音楽でも古着でも阿波踊りでもない。実は高円寺、昭和レトロな「看板建築」の見本市だった
2019年12月20日
お出かけ高円寺といえば音楽や古着、サブカルチャー、阿波踊りなどのイメージがもっぱらですが、実は看板建築の街としても知られています。都市探検家の黒沢永紀さんが解説します。
都内屈指のバラエティ
新宿から中央線に乗って7分。JR高円寺駅の周辺は、古着を中心にした若者向け洋服店や雑貨店、廉価な飲食店、小規模なライブハウスや古本屋がひしめきあい、日本のインドとまで言われるほど、混沌とした魅力を放ちます。

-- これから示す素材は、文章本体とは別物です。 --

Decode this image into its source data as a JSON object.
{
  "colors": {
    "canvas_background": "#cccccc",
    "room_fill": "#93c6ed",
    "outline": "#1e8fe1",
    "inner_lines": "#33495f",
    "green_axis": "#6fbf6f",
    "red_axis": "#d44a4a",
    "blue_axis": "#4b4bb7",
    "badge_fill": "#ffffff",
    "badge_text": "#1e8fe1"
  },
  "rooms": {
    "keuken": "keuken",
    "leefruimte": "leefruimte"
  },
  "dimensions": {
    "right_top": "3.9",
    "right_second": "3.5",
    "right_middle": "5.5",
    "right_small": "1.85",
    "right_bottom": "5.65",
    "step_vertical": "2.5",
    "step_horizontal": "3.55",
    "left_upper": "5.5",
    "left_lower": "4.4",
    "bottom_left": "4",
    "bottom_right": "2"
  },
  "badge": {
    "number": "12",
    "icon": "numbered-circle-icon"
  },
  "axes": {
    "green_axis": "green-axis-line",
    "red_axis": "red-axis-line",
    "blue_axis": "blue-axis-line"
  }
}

そんな高円寺駅周辺は、実は種々雑多な看板建築が集積する、看板建築の見本市の様な場所でもあります。今回は、さまざまな魅力を放つ高円寺を、看板建築という視点で巡る話です。

高円寺という駅名は、駅の南口から程近いところにある、曹洞宗の寺院「宿鳳山(しゅくほうざん)高円寺」(杉並区高円寺南)に由来します。徳川三代将軍家光が鷹狩りの際に立ち寄った故事を持つ古刹で、寺の界隈はいささか閑静な雰囲気ですが、それ以外のエリアはおよそ寺町とはかけ離れた、高密度の商店街で埋め尽くされています。
特に商店街が細分化されているのが特徴で、南口駅前に広がる「南商店会」、その西に隣接して南に伸びるアーケードの「パル」と、その先から東京メトロの新高円寺駅まで続く「新高円寺通商店街」、通称ルック。パルとルックの接点から西へ伸びる「エトアール通り」というように、横文字の多めな商店街が広がっています。

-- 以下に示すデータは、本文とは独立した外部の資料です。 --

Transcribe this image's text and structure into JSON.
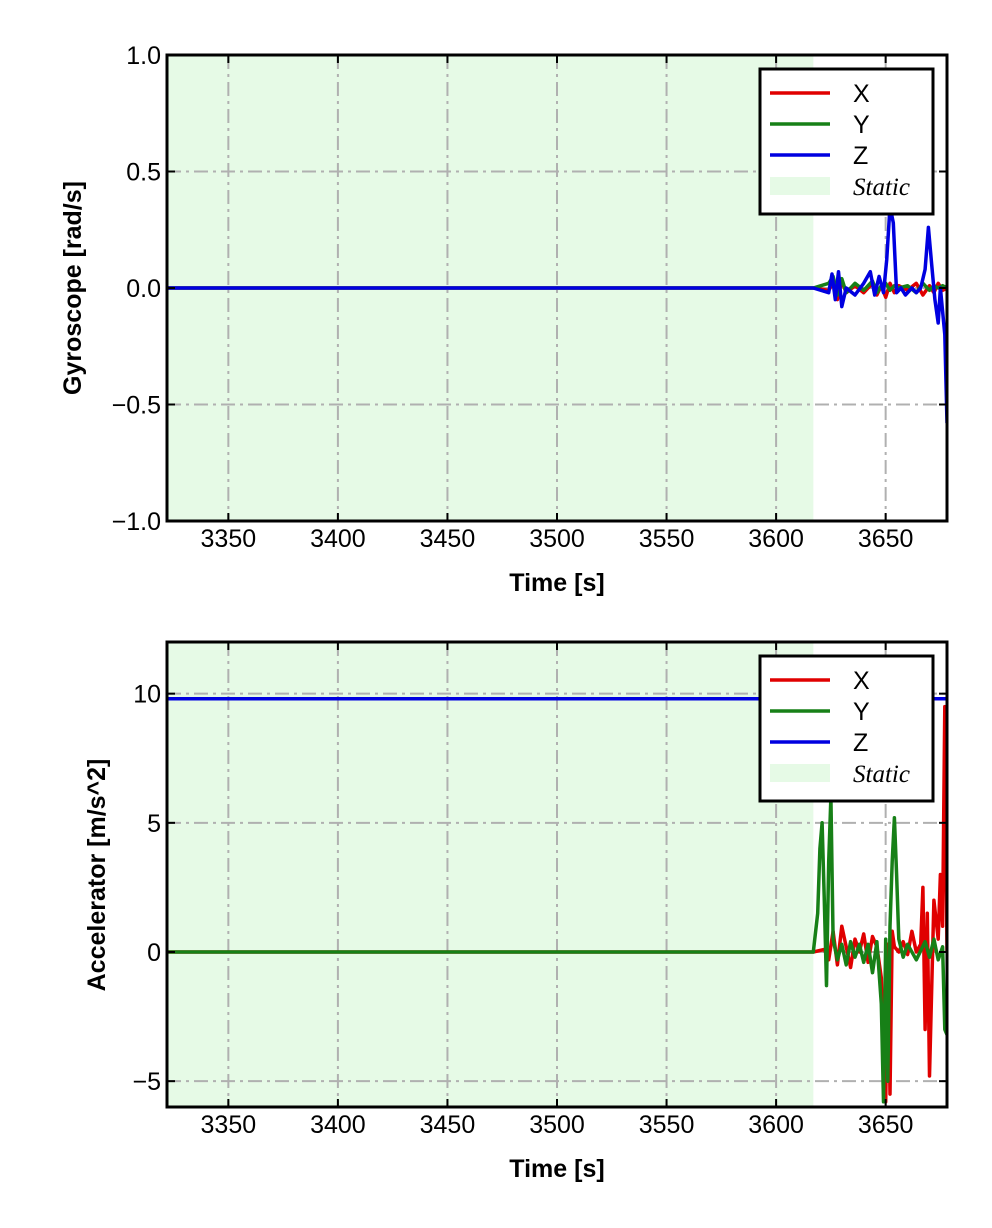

かたや北口の商店街はすべて日本語表記で、駅前一帯の「銀座商店会」を中心に、東に隣接して北に伸びる「あずま通り」、西に隣接して北に伸びる「庚申通り」があり、さらに駅から北西方向へ伸びる「中通」と、それに続く「北中通」というように、実にさまざまな商店街がひしめきあっています。
ルックとエトアール通り以外の全ての商店街名には、頭に「高円寺」と付きますが、確かにそれがないと、全国の商店街名で上位にランクインしそうな、ありふれた名称のものばかり。また、銀座商店会は、出身者でもあるねじめ正一氏の著書にあやかって、今では「純情商店街」と呼ばれています。
そしてこれらの商店街に並ぶ多くの店舗が、いわゆる看板建築と呼ばれる工法によって建てられたもので、特に高円寺は、都内屈指のバラエティさを誇るのが最大の特徴です。